The head of Russia’s Investigative Committee, Alexander Bastrykin, has asked the U.S. Attorney General to investigate media reports about 26 children who were adopted from Russia and then allegedly abused.
The letter asks U.S. Attorney General Eric Holder to investigate “the facts of crude violations of the rights of 26 adopted children from Russia,” committee spokesman Vladimir Markin said, RIA Novosti reported.
The alleged violations were uncovered by a joint report by Reuters and NBC television in September that described a practice called “re-homing.”
The term — often used by owners seeking new homes for their pets — describes a practice in which parents whose adoptions are not working out give away the children to any willing takers by posting ads on Internet bulletin boards, such as Yahoo and Facebook pages.
Bastrykin’s letter comes as the European Court of Human Rights requests information from Russia on several children who were supposed to be adopted by U.S. families.
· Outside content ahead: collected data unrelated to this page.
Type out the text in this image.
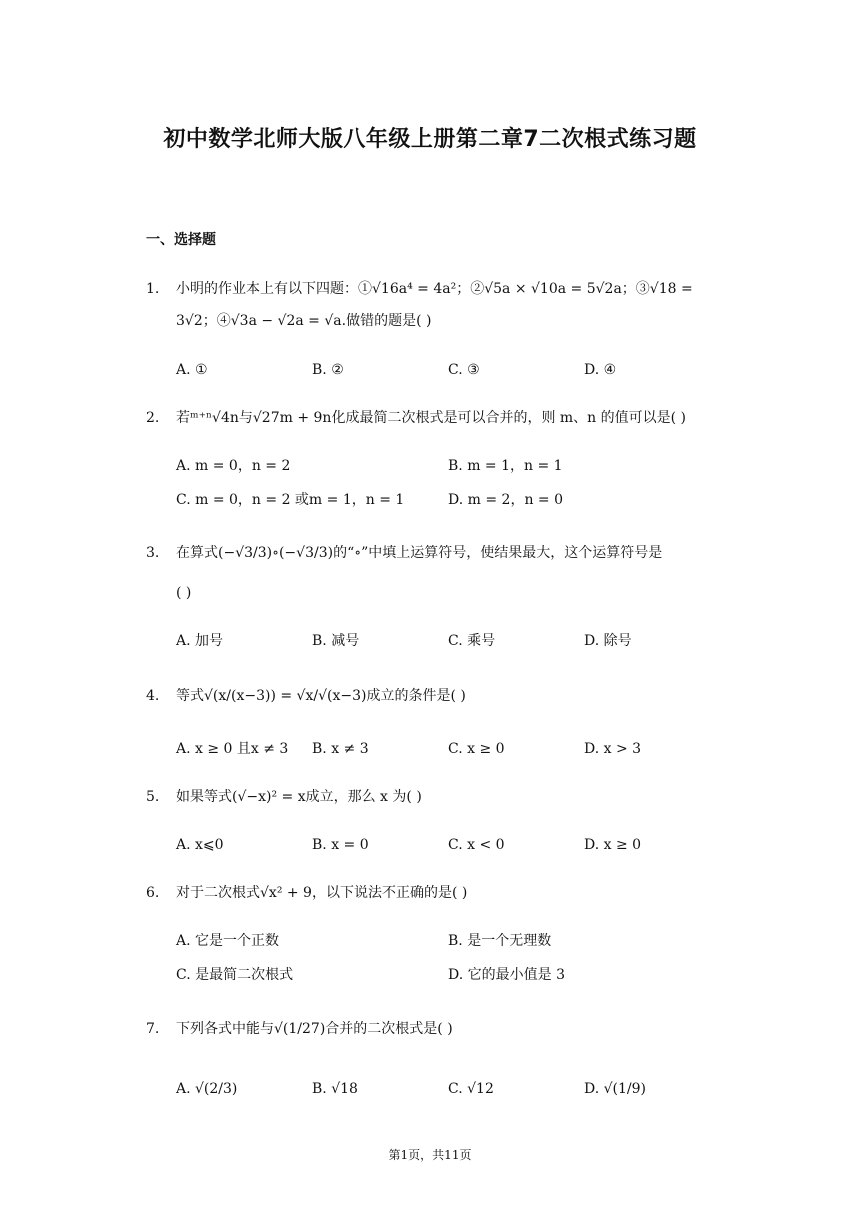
初中数学北师大版八年级上册第二章7二次根式练习题
一、选择题
1.	小明的作业本上有以下四题：①√16a⁴ = 4a²；②√5a × √10a = 5√2a；③√18 =
3√2；④√3a − √2a = √a.做错的题是( )
A. ①	B. ②	C. ③	D. ④
2.	若ᵐ⁺ⁿ√4n与√27m + 9n化成最简二次根式是可以合并的，则 m、n 的值可以是( )
A. m = 0，n = 2	B. m = 1，n = 1
C. m = 0，n = 2 或m = 1，n = 1	D. m = 2，n = 0
3.	在算式(−√3/3)∘(−√3/3)的“∘”中填上运算符号，使结果最大，这个运算符号是
( )
A. 加号	B. 减号	C. 乘号	D. 除号
4.	等式√(x/(x−3)) = √x/√(x−3)成立的条件是( )
A. x ≥ 0 且x ≠ 3 B. x ≠ 3	C. x ≥ 0	D. x > 3
5.	如果等式(√−x)² = x成立，那么 x 为( )
A. x⩽0	B. x = 0	C. x < 0	D. x ≥ 0
6.	对于二次根式√x² + 9，以下说法不正确的是( )
A. 它是一个正数	B. 是一个无理数
C. 是最简二次根式	D. 它的最小值是 3
7.	下列各式中能与√(1/27)合并的二次根式是( )
A. √(2/3)	B. √18	C. √12	D. √(1/9)
第1页，共11页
The court received 23 complaints from U.S. families who were denied adoption after Russia passed the law banning U.S. adoptions in January.
Now, the court is requesting information on the fate of those children, as well as a clarification of how the adoption ban correlates with the bilateral agreement on adoptions between the two countries, which is still in effect for a year after Russia pulled out of it.
After Russia enacted its ban on U.S. adoptions, social services officials said that many of the children who had been slated to receive new homes in the U.S. had remained in orphanages.
In an interview published Tuesday, Konstantin Dolgov, the Foreign Ministry’s human rights chief, said that “several” of those children had since been returned to their biological mothers, while others had been adopted by Russian families, Interfax reported. He did not provide numbers.
Many of the children mentioned in the Reuters report, including 26 from Russia, said they had endured severe physical and sexual abuse during their years of repeated “re-homing” from one household to another.
The report, which analyzed thousands of online ads posted from 2007 to 2012, identified 261 children who were advertised for “re-homing” on a Yahoo group called Adopting-from-Disruption. Yahoo has shut down the group and five others after learning of these activities, but a new “re-homing” group appeared last year on Facebook.
The issue of adoptions has become increasingly sensitive in U.S.-Russia relations, with accusations of abuse made by both sides. Russia’s children’s rights ombudsman Pavel Astakhov has criticized U.S. authorities for what he sees as their failure to protect adopted children.
At the Russian-American Child Welfare Forum held in Khanty Mansiysk in September, Dolgov warned about Internet forums similar to those covered in the Reuters and NBC report, though it is not clear if his claims were based on that report. He accused U.S. authorities of failing to act to “avoid social and financial obligations before the adoptees.”